Problem Statement: You are given a string s that contains some bracket pairs, represented by the characters '(' and ')'. Each bracket pair represents a dependency, where the content inside the parentheses must be evaluated before the content outside. The content inside the parentheses will only contain lowercase letters, and the content outside the parentheses will only contain uppercase letters.

You need to evaluate the string and return it with all the bracket pairs evaluated first.

Example:

Input: s = "(a)(b)" Output: "ab"

Input: s = "(a(b(c)d))" Output: "abcd"

Solution:

The problem is asking us to evaluate the bracket pairs of a string. We will solve this problem using stack data structure.

Algorithm:

1. Create a stack to store all the characters while traversing the string from left to right.

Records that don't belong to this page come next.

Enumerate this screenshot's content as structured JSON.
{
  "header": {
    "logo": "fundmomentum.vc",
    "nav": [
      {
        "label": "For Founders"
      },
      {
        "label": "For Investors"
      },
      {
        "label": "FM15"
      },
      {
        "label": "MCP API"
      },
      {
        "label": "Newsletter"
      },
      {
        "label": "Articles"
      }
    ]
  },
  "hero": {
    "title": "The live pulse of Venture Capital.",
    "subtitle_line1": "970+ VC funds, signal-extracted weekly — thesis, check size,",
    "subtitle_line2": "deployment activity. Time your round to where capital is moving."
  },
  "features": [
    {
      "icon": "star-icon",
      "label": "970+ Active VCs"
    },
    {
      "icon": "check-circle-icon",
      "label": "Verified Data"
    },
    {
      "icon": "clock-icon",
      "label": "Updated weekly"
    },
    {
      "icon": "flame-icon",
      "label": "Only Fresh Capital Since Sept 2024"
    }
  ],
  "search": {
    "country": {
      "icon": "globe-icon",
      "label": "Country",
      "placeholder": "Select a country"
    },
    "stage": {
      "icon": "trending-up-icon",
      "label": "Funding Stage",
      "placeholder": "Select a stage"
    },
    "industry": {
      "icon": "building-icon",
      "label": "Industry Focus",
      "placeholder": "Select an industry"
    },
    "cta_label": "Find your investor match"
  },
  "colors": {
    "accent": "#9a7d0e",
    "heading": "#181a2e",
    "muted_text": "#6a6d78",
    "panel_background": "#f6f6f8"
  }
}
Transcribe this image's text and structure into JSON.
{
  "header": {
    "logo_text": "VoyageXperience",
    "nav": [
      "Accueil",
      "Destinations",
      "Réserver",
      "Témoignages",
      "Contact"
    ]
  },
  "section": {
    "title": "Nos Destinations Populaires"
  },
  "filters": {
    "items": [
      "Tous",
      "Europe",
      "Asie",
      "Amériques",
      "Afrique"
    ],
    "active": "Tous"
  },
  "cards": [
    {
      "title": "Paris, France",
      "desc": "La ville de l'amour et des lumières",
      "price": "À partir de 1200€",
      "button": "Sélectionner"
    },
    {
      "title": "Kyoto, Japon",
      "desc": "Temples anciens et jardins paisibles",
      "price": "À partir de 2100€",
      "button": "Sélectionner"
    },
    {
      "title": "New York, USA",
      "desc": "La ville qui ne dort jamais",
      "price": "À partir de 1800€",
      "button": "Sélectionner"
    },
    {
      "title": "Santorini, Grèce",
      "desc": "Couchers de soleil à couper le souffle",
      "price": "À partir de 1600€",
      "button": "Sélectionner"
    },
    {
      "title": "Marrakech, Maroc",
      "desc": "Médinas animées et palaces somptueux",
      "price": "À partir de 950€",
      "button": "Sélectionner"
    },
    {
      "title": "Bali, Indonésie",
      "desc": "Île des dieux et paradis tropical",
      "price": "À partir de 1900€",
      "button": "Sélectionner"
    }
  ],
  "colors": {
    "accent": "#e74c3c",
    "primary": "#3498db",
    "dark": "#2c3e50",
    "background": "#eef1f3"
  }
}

2. While traversing the string, if encounters an opening bracket of '(' of a pair, we will push it into the stack.

3. If we encounter a closing bracket ')', then pop the characters from the stack until we reach the opening bracket '('.

4. If we find any character between the opening and closing brackets, we will append it to the result.

5. Once we have evaluated all the bracket pairs, append all the remaining characters of the stack to the result.

6. Return the final result.

Code in Python:

class Solution: def evaluate(self, s: str) -> str: stack = [] result = ""

    for char in s:
        if char == ')':
            tmp = ""
            while stack[-1] != '(':
                tmp = stack.pop() + tmp
            stack.pop()
            if tmp:
                stack.append(tmp)
        else:
            stack.append(char)

    while stack:
        result = stack.pop() + result

    return result

Complexity Analysis:

Time Complexity: O(n), where n is the length of the input string.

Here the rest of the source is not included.